ScatterLand is a game of strategy and deduction for 2-4 players. It takes roughly 30 minutes to play.
The basic idea is that players are exploring an archipelago in search of islands. The game board consists of a 9×9 array of 81 squares, further divided into nine 3×3 boxes. There are 18 islands total, but these islands aren’t distributed randomly; instead, they are arranged so that two islands occupy each 3×3 box, each row, and each column. What’s more, these islands are initially hidden from view.
Players claim one square per turn. A player either places an island of her color in the region (if there’s an island there) or a boat of her color in the region (if there isn’t). Players are trying first to discover and then to connect together as many islands as they can: the more islands they connect together, the more points they receive at the end of the game.
Players use logic to determine where the islands are likely to be, but logic alone is not enough: players must also think tactically and strategically in order both to foster their own growth and limit the growth of their opponents.
ScatterLand takes no more than five minutes to learn (or to teach), but its gameplay is surprisingly deep.

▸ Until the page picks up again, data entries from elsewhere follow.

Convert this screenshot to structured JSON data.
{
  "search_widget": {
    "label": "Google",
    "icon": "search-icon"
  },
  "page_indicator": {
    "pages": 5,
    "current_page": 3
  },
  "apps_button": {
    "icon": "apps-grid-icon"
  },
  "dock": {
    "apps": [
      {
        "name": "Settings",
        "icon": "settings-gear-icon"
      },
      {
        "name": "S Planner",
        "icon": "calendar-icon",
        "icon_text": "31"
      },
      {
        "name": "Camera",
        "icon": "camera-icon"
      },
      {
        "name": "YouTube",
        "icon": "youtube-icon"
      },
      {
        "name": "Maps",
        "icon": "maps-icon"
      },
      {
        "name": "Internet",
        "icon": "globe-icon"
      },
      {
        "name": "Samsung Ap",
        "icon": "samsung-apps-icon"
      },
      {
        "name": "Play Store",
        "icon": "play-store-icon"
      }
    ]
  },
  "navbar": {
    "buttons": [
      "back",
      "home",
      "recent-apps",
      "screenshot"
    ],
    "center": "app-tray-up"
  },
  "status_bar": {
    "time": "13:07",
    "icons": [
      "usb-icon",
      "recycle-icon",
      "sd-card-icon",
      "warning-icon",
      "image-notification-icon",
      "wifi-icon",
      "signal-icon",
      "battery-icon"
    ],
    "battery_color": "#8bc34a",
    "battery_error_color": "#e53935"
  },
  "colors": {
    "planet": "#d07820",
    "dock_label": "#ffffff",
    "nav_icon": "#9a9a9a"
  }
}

There are a lot of things to try to balance when deciding where to play: do you want to claim a new island as your own or try to connect two of your islands together? Do you want to try to consolidate your own position or be the first to explore a given area? Do you want to focus on expanding your chains or trying to cut off your opponents?
Two versions of the game are included: the basic version (described above) and the advanced version (which limits the number of exclusive islands any one player can claim).